The second part of that quote basically states that no one who writes a blog is qualified to critique and share opinions about books. As evidenced by the fact that Roger Sutton writes and excellent blog and is the editor of the Horn Book at the same time, this is most definitely untrue. Besides that, there are any number of lit bloggers who are graduate students, writers, academics of various standings and generally extremely well-educated people doing all manner of things (from raising kids to running businesses). The fact that one chooses to keep a blog has nothing to do with one’s knowledge of literature or literary criticism. I have absolutely no doubt that there are any number of people out there that have multiple PhDs and are writing blogs just because they want to! Education and knowledge don’t mean you can’t write a blog!

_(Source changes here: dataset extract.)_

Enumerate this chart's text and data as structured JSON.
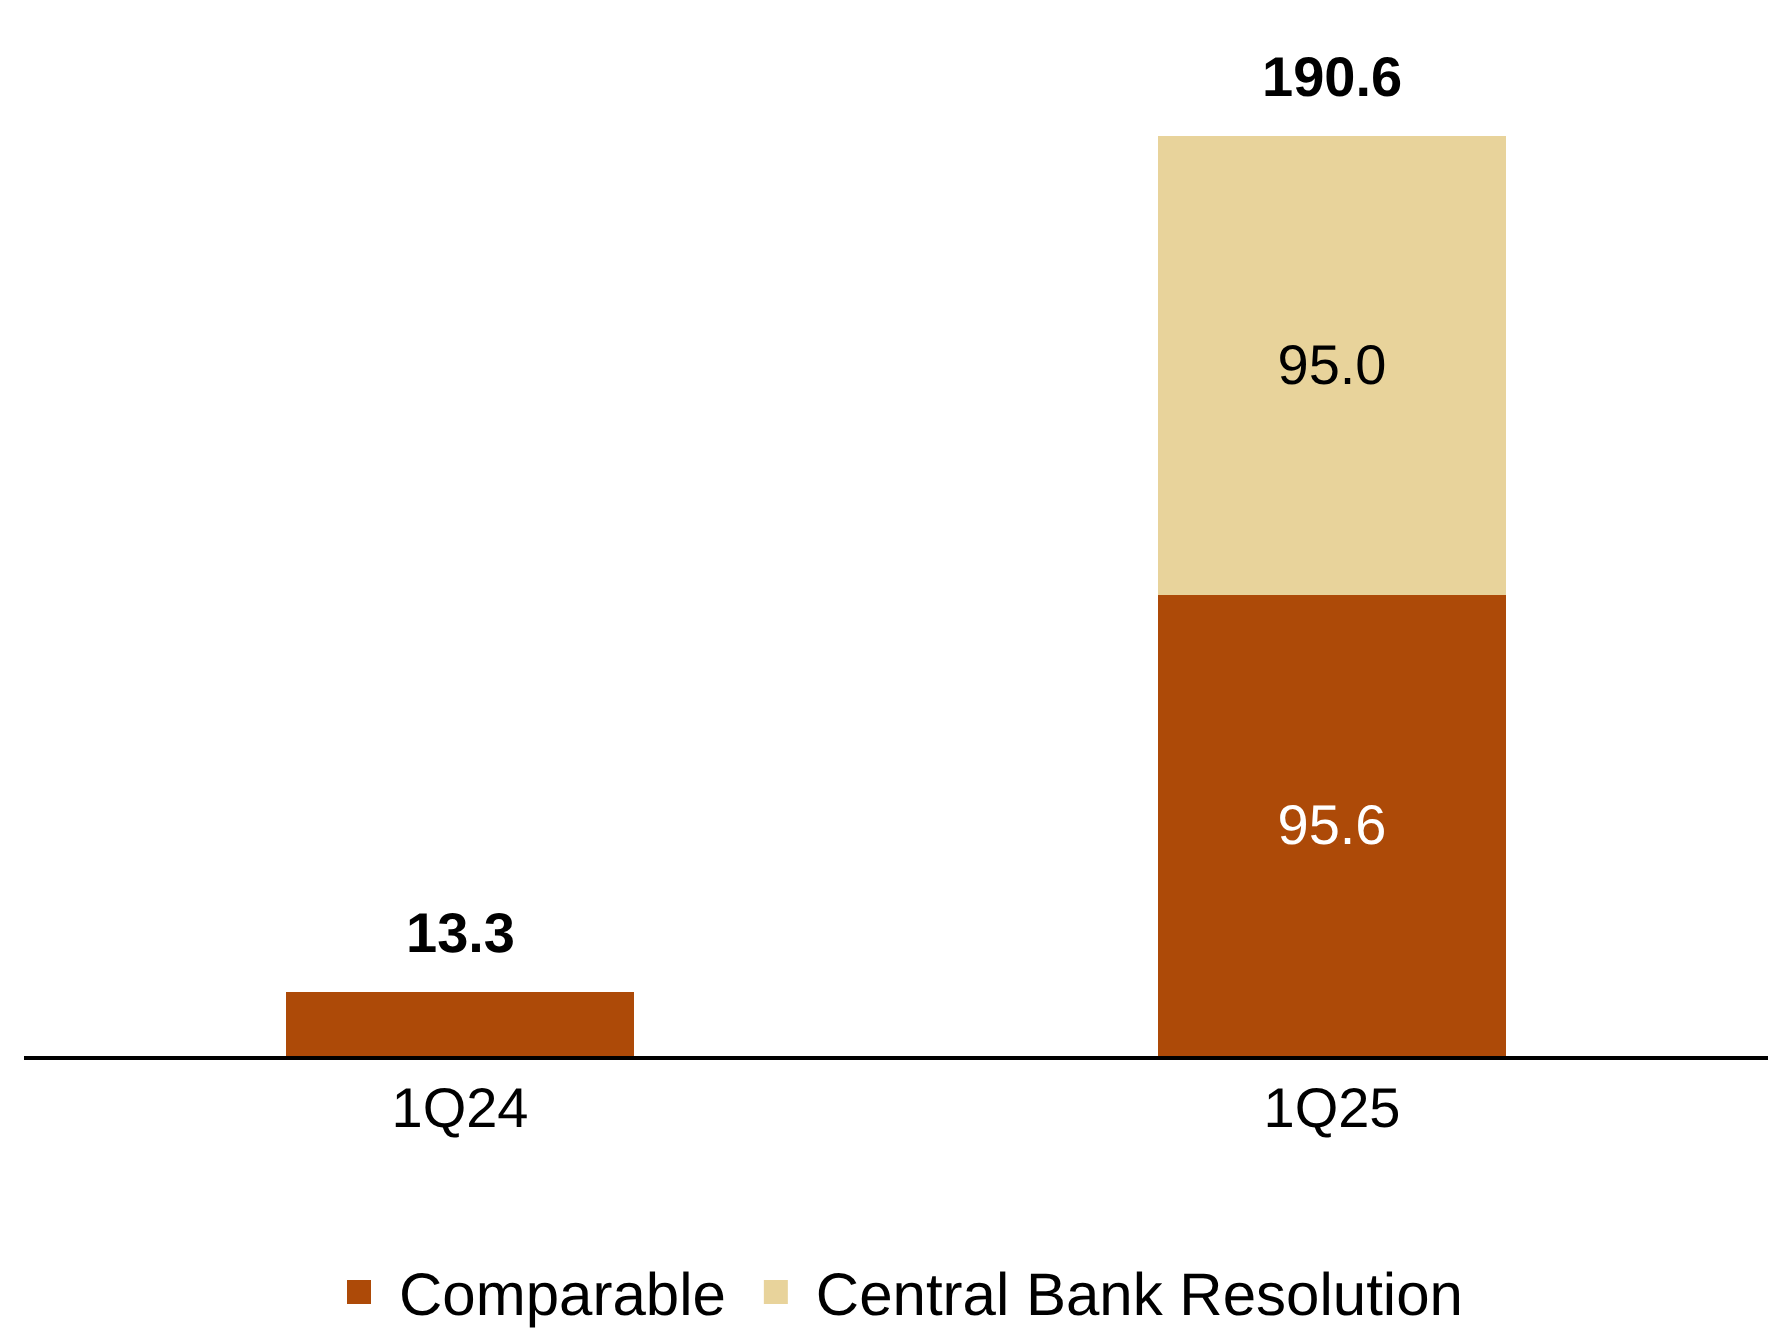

We have no more assurance that the people writing reviews in the newspaper are educated in the ways of literary criticism than we do that the people writing the blogs we read are (less perhaps, since blogs often come with brief blurbs about the writer). I know nothing about the credentials of the reviewers in my local paper and I wouldn’t call anything I’ve read in there or in the NYT book review section a critique as opposed to a review (which is a distinction often given to print reviews over blog reviews). In fact, blog reviews are often longer and more in depth purely because they lack the space constraints of the printed newspapers. This is as often a downside as a benefit, but brevity is certainly not something I look for in a critique. It is something I look for in a review.

My point is, neither format is any better than the other and the attacks are stupid. Bloggers are some of the people most supportive of print book reviews so attacking them when you’re trying to save your medium seems really counter-productive. I’d love to help save print reviews, but I’m not sure how to do it since no concrete solutions have been proposed. All I hear is yelling!

For a much better post on this with actual quotes and such (the quote above, which originally came from Critical Mass was found here) check out Colleen’s wonderful post about this at Chasing Ray!